About the artwork
Low Tide at Trouville is one of the seascapes that Courbet painted on his visit to the Normandy coast in the summer and autumn of 1865. We know from a letter that he wrote to his parents that the vastness of the sea had made a strong impression on Courbet as early as 1841. In another letter to his patron and friend Alfred Bruyas in 1866, Courbet records his joy of a summer holiday at Trouville and the paintings he produced there : "twenty fine autumn skies - each one more extraordinary and free than the last".
For much of his career Courbet focused on realistic rural landscapes. In painting this new subject, the sea, Courbet adjusted his style. Low Tide at Trouville is very harmonious in terms of colour. Indeed the skill of the artist lies in the atmospheric rendering of the seascape with minimal means.
The key of Courbet's palette was salmon pink and it can be seen in the centre of the painting where the horizon lies. From that he moved to softer pinks, blues and greys for the sky, sand tones and browns for the sand. The caricaturist G. Randon commented enthusiastically about the painting: "As God has created the sky and the earth from nothing, so has Courbet drawn his seascapes from nothing or almost nothing: with three colours from his palette, three brushstrokes - as he knows how to do it - and there is an infinite sea and sky!".
It is worth comparing this work to Ice Breaking up on the Seine by Monet (Room 11), a painting which also attempts to explore the relationship between the surface and the depth of the painting and the effect of light on landscapes. The Walker acquired Low Tide at Trouville in 1961 together with the painting White Houses, Ville d'Avray by Seurat (also in Room 11). The National Art Collections Fund contributed to the purchase cost, while an appeal made to large commercial and industrial firms on Merseyside also raised a significant amount of money.

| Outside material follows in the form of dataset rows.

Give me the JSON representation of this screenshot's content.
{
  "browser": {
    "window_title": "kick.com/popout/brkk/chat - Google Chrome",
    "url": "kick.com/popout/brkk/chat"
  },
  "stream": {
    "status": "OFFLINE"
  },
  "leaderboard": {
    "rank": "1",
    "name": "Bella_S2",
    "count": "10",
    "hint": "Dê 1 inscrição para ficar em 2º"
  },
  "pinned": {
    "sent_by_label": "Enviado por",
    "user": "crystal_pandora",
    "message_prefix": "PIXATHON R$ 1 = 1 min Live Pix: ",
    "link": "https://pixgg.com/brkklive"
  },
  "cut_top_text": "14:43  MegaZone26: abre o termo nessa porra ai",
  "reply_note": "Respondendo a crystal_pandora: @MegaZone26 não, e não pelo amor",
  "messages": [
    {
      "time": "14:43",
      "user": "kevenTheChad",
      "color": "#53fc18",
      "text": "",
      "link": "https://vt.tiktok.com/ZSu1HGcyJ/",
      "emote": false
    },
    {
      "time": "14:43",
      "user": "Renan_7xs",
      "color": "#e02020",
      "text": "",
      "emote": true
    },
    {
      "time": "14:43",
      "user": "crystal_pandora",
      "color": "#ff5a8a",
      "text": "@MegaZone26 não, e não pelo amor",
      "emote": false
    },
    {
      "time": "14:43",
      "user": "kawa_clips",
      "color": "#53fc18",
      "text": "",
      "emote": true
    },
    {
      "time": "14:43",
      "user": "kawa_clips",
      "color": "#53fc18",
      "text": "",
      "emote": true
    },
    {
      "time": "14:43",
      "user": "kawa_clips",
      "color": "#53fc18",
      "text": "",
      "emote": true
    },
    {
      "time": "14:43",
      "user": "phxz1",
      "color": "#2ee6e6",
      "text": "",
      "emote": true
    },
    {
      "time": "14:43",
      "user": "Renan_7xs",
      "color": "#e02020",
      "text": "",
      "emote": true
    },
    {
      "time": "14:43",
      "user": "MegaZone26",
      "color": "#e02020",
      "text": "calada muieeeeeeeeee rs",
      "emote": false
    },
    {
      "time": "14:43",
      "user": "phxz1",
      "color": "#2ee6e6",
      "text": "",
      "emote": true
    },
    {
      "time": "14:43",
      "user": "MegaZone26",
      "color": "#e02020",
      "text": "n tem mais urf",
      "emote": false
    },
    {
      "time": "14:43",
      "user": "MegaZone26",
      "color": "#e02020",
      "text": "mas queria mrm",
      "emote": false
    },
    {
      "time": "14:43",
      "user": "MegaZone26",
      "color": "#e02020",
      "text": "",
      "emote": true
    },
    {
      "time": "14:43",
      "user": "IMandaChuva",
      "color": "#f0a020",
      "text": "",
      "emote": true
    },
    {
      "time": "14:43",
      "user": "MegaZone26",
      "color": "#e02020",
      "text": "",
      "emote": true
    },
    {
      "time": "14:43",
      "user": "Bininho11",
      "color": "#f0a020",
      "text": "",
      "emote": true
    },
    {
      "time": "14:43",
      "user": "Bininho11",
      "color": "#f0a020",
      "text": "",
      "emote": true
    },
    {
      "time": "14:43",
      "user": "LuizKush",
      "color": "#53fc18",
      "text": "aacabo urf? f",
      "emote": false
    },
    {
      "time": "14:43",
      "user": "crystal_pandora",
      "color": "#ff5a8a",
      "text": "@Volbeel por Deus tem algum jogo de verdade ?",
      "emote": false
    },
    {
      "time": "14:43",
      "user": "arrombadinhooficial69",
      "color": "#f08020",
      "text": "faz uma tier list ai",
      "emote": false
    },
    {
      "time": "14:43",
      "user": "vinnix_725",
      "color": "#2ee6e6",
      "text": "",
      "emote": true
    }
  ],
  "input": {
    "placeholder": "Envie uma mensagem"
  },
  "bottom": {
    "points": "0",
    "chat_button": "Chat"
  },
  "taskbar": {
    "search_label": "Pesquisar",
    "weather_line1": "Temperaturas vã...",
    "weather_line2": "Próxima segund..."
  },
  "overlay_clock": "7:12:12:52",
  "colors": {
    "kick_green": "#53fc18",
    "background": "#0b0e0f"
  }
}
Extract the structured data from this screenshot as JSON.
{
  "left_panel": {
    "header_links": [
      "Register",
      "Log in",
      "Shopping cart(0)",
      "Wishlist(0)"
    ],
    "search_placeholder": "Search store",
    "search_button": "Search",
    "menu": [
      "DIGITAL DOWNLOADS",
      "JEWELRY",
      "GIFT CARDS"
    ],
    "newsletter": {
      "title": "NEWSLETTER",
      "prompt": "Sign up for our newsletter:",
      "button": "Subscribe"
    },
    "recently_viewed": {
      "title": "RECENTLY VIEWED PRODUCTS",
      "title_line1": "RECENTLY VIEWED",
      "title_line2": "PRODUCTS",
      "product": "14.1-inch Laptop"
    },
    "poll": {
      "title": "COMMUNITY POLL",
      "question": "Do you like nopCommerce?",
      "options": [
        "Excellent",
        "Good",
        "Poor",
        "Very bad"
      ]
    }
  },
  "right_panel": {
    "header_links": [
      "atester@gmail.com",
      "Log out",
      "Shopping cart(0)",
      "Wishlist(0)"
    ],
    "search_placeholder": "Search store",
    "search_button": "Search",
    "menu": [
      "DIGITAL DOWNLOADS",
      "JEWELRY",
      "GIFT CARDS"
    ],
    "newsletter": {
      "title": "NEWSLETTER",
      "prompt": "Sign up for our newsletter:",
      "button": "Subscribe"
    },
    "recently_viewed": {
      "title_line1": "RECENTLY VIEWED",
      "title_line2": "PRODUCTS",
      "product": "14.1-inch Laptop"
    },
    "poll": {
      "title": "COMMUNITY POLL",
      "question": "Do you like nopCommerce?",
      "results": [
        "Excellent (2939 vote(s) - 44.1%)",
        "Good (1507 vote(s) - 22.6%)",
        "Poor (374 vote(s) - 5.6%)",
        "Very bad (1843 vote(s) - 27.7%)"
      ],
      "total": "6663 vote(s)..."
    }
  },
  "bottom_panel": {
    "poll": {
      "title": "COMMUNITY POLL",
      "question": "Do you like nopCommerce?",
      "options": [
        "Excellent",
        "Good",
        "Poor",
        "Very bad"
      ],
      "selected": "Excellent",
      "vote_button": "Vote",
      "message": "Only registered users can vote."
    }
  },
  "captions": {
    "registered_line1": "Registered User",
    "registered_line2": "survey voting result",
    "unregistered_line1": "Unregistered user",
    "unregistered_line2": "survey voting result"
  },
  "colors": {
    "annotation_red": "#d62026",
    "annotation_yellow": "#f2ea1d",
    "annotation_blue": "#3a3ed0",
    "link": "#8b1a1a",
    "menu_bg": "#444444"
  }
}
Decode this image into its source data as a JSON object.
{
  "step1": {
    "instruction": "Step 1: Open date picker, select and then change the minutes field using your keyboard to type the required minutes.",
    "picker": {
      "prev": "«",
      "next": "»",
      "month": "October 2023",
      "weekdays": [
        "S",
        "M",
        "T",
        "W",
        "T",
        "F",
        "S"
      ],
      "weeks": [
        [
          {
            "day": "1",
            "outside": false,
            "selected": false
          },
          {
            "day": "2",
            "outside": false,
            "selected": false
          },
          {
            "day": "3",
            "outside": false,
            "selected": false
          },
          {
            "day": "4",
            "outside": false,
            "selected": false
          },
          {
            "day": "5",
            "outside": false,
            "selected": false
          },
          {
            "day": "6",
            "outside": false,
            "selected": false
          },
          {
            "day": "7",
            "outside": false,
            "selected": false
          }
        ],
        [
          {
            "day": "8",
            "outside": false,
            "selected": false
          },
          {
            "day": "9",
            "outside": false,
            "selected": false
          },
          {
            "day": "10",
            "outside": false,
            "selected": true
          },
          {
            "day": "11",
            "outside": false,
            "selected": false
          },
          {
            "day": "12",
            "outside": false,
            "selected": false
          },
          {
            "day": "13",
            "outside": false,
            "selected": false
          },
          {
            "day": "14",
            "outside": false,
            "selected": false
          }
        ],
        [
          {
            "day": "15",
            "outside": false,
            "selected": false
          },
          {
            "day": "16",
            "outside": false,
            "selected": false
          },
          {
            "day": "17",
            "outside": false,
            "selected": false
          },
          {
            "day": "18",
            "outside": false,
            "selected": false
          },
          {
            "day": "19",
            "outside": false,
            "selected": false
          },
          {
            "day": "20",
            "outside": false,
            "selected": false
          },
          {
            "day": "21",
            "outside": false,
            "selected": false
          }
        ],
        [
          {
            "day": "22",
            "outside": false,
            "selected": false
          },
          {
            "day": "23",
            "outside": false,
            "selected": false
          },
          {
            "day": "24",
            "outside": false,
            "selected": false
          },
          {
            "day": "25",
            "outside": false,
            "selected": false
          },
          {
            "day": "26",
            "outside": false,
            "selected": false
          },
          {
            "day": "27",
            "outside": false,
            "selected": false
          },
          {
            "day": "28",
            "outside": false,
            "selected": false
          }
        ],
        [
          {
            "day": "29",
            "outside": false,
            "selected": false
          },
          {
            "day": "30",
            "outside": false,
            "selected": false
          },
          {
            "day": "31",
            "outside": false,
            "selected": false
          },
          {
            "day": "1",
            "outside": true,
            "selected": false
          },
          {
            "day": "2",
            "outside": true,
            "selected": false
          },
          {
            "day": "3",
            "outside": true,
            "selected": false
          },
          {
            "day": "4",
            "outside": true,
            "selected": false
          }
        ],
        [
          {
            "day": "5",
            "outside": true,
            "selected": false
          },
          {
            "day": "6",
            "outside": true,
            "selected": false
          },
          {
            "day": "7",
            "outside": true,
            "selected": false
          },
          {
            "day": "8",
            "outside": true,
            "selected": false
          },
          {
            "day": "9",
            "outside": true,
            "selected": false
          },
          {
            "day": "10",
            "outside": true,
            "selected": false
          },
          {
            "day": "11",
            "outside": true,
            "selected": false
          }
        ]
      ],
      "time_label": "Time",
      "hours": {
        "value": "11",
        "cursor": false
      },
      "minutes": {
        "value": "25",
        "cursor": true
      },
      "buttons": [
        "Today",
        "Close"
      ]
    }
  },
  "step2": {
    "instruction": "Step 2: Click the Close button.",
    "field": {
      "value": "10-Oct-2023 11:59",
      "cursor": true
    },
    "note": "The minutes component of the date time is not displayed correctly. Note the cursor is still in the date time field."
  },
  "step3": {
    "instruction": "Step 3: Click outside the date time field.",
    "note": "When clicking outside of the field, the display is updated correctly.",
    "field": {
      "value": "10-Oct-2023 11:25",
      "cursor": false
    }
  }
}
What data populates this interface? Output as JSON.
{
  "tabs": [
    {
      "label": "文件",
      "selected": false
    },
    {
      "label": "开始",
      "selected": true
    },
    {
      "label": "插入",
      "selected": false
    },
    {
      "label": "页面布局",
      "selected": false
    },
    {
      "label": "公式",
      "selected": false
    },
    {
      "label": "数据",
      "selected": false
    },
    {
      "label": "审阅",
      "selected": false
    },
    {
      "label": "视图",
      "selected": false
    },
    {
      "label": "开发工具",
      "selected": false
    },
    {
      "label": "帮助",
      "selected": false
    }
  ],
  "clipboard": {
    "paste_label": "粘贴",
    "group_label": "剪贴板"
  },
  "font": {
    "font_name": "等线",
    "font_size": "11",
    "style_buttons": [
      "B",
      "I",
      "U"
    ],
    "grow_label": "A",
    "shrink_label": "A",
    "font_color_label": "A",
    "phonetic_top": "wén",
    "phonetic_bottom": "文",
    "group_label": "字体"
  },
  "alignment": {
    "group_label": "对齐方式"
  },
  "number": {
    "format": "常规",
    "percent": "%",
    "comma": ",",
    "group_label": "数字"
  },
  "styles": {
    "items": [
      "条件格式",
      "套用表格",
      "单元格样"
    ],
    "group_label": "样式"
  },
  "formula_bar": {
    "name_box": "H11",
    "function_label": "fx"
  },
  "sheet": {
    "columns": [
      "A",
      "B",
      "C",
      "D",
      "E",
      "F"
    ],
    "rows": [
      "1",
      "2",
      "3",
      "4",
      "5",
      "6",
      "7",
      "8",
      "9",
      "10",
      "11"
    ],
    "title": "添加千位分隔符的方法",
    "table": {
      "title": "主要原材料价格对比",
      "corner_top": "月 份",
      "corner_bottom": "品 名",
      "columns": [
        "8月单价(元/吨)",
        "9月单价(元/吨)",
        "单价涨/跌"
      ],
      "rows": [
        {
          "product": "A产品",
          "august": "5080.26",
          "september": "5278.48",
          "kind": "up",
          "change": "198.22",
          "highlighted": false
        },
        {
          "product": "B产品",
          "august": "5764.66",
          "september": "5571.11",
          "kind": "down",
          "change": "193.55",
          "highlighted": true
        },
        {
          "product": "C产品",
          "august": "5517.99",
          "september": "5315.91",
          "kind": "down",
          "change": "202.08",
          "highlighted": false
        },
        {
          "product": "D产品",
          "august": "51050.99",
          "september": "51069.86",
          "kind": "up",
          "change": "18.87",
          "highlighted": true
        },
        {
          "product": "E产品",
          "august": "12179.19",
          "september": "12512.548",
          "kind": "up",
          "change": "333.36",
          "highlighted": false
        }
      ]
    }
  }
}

The Life of Gustave Courbet (1819-1877)
Gustave Courbet was born in Ornans in the land-locked Franche-Comté region of France, the son of a prosperous farmer. In 1839 he moved to Paris to study painting, despite his father's wish for him to become a lawyer. Apart from his studio training, the young Gustave regularly visited museums and practised his skills by copying Flemish, Spanish, Dutch and Venetian paintings. He began sending paintings to the Paris Salon in 1841, and in 1849, after being awarded a medal for his painting After Dinner at Ornans, he was permitted an open entry to the Paris Salon. Despite his move to cosmopolitan Paris, Courbet always remained in touch with his hometown. The countryside around Ornans was an important source of inspiration for Courbet. However, his views of the rural scene were not romantic or ideal ones; instead he depicted the natural landscape as a dynamic entity subject to continuous and progressive change. He believed that the Realist artist's task was the pursuit of truth which could then help to erase social contradictions and imbalances. For Courbet, Realism was accompanied by socialist ideas. In terms of style, Realism was not a pursuit of perfection in line and form, but a spontaneous and rough handling of paint. This suggested direct observation by the artist and evoked the irregularities and imbalances in nature. Courbet exposed the harshness of ordinary life, and in so doing attacked academic notions of art. The last phase of Courbet's life was marked by his participation in the Paris Commune (1871) and his imprisonment in 1872. He was sentenced to six months in prison because of his participation in the Commune as one of a committee of artists responsible for the demolition of a Napoleonic monument in the Place Vendôme. After his release, Courbet was exiled to Switzerland where he died.